Jet Airways' survival remained under serious threat after its lenders Monday deferred a much-anticipated decision to provide emergency funds to the carrier following a marathon meeting, even as its pilots' union appealed to the lenders and the prime minister to save the airline.
Jet Airways chief executive Vinay Dube in an internal communication has said the lenders could not decide on the emergency funding and that the board of the airline will meet Tuesday to take a call on the future.
Jet Airways has only seven planes, including six turbo propelled ones used for shorter hauls, flying at present, way below its peak of 123 planes in December.

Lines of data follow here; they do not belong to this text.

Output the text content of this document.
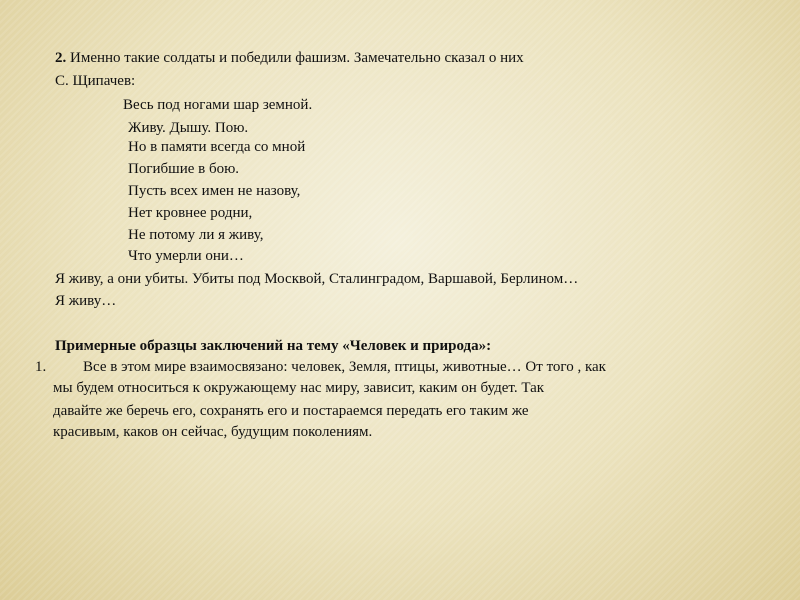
2. Именно такие солдаты и победили фашизм. Замечательно сказал о них
С. Щипачев:
Весь под ногами шар земной.
Живу. Дышу. Пою.
Но в памяти всегда со мной
Погибшие в бою.
Пусть всех имен не назову,
Нет кровнее родни,
Не потому ли я живу,
Что умерли они…
Я живу, а они убиты. Убиты под Москвой, Сталинградом, Варшавой, Берлином…
Я живу…
Примерные образцы заключений на тему «Человек и природа»:
1. Все в этом мире взаимосвязано: человек, Земля, птицы, животные… От того , как
мы будем относиться к окружающему нас миру, зависит, каким он будет. Так
давайте же беречь его, сохранять его и постараемся передать его таким же
красивым, каков он сейчас, будущим поколениям.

"As you are aware, we have been working with the lenders to secure interim funding for our operations. The interim funding has not been forthcoming thus far, and as a result, we have extended cancellation of international operations until April 18.

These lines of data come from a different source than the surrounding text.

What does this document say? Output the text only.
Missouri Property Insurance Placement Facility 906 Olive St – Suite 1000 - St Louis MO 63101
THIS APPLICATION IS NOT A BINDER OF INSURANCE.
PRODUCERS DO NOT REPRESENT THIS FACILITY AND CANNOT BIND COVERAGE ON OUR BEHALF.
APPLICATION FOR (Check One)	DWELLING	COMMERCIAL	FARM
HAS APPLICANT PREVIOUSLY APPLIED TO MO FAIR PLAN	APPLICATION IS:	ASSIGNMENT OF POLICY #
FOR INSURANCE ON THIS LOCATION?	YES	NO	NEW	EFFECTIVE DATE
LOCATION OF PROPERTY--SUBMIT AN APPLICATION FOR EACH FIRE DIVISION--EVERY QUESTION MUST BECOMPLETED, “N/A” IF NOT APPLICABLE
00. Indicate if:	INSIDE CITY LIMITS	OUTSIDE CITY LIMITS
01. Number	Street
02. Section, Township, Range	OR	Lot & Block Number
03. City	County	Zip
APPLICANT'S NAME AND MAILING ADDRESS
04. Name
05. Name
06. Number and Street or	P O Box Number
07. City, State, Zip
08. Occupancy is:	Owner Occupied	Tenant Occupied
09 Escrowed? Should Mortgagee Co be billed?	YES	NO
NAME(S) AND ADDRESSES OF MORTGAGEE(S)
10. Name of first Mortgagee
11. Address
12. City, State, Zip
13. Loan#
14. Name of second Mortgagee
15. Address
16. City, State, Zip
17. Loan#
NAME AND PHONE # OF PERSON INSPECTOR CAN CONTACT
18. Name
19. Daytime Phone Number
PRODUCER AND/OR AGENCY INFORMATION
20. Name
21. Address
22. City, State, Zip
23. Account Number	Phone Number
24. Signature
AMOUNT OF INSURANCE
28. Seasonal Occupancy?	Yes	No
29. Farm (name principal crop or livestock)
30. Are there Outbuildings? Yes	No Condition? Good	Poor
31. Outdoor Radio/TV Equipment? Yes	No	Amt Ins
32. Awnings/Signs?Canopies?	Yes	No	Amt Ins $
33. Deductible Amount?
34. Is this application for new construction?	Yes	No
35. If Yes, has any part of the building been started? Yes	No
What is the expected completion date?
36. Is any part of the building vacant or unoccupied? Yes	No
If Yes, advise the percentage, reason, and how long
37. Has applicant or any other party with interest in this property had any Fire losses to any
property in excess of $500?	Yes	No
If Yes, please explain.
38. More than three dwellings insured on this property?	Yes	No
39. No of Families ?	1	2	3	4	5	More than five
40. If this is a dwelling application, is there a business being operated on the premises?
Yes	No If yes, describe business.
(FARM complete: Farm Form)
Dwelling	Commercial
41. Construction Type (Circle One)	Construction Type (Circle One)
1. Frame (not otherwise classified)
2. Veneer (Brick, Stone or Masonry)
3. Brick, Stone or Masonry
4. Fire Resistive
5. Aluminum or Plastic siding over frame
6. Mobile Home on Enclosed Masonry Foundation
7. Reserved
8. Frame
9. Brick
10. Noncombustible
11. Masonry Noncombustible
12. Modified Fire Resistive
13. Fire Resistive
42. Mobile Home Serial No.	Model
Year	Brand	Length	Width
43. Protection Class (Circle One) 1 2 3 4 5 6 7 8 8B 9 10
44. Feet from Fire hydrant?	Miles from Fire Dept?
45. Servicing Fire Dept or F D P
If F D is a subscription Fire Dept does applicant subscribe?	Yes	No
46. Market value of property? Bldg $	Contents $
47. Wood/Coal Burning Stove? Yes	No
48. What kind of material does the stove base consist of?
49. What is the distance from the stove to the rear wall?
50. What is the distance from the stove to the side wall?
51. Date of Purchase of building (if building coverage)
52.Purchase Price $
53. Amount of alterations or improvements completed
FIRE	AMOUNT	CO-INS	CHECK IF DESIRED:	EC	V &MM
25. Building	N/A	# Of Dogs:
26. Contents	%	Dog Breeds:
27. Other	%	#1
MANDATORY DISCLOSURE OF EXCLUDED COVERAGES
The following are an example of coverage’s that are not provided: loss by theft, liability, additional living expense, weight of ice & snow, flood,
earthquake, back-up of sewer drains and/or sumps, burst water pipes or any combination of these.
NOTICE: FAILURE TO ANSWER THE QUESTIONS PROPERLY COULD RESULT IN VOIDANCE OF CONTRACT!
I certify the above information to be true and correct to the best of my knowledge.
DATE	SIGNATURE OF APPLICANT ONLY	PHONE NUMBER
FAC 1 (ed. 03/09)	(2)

"The current status of our engagement with the lenders and other related matters shall be placed before the board tomorrow morning, where the management will seek guidance from the board on the next steps forward. We will keep you updated on all critical developments," Dube said in a mail.
Jet Airways pilots' union, the National Aviators Guild had Sunday deferred a decision to strike from Monday saying that it wanted to give more time to the airline ahead of the lenders' meeting here.

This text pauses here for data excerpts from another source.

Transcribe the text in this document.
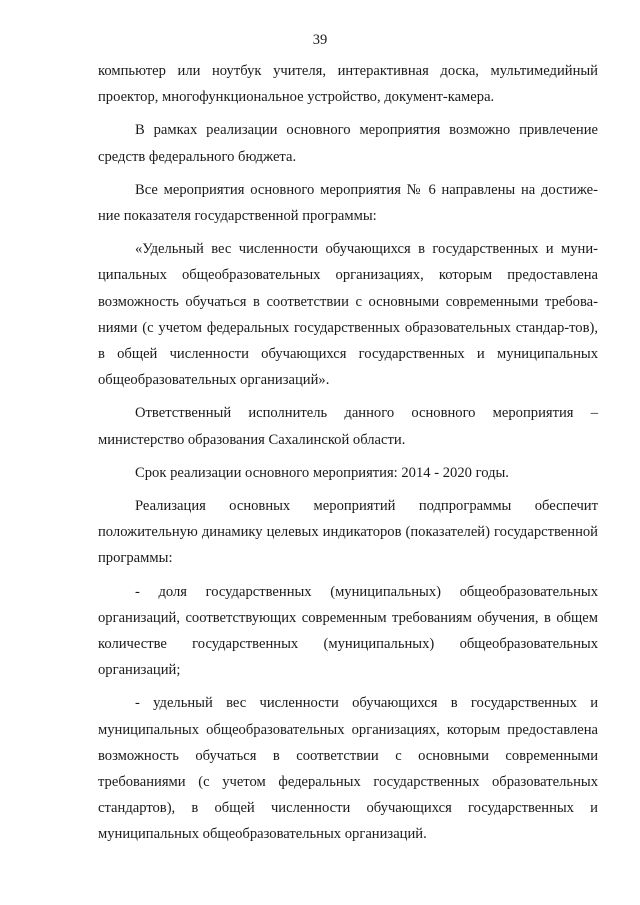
39

компьютер или ноутбук учителя, интерактивная доска, мультимедийный проектор, многофункциональное устройство, документ-камера.

В рамках реализации основного мероприятия возможно привлечение средств федерального бюджета.

Все мероприятия основного мероприятия № 6 направлены на достиже-ние показателя государственной программы:

«Удельный вес численности обучающихся в государственных и муни-ципальных общеобразовательных организациях, которым предоставлена возможность обучаться в соответствии с основными современными требова-ниями (с учетом федеральных государственных образовательных стандар-тов), в общей численности обучающихся государственных и муниципальных общеобразовательных организаций».

Ответственный исполнитель данного основного мероприятия – министерство образования Сахалинской области.

Срок реализации основного мероприятия: 2014 - 2020 годы.

Реализация основных мероприятий подпрограммы обеспечит положительную динамику целевых индикаторов (показателей) государственной программы:

- доля государственных (муниципальных) общеобразовательных организаций, соответствующих современным требованиям обучения, в общем количестве государственных (муниципальных) общеобразовательных организаций;

- удельный вес численности обучающихся в государственных и муниципальных общеобразовательных организациях, которым предоставлена возможность обучаться в соответствии с основными современными требованиями (с учетом федеральных государственных образовательных стандартов), в общей численности обучающихся государственных и муниципальных общеобразовательных организаций.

On March 25, the airline's board had approved 'the debt resolution plan', under which SBI-led consortium would provide an emergency loan of Rs 1,500 crore and in turn acquire a majority stake, following which founder chairman Naresh Goyal and wife Anita would leave the airline and pare his stake to around 25 per cent.
But banks have disbursed only under Rs 300 crore in small tranches, citing procedural delays. This left the airline cancelling hundreds of flights as the airline failed to pay the lease rentals.
"Necessary support to facilitate the (Jet Airways resolution) process is being extended by the banks in the consortium. Cooperation by and support from all the other stakeholders will be the key to the success of the process," a statement from the lead lender SBI said.
It, however, was silent on whether the pilots' immediate demand to release the proposed Rs 1,500 crore is being disbursed.
The bank said it is acting on behalf of others in the consortium. On the bid process, it said a prospective bidder will be shortlisted shortly by its i-banking arm SBI Caps.
However, the pilots were clearly disappointed.
"We were expecting some cash support at Monday's meeting but the lenders have told the airline that they are not going to provide any funds for now...We are disappointed," said a source in the pilots' union.
"If funds don't come by tomorrow, we apprehend that the airline will not sustain any longer," he said, adding much will depend on the outcome of the Tuesday board meeting.
Earlier in the day, the airline's pilot union along with engineers and cabin crew members assembled at its headquarters to show their solidarity over salary delays.
The airline's pilots along with engineers and senior staff were last paid for December 2018. This apart, the airline has also defaulted on the March salary of other categories of employees as well.
"We would like to appeal SBI to release Rs 1,500 crore funds to help the airline continue operations. We also appeal Prime Minister Narendra Modi to save 20,000 odd jobs at the airline," NAG vice-president Asim Valiani told reporters at the airline's headquarters here.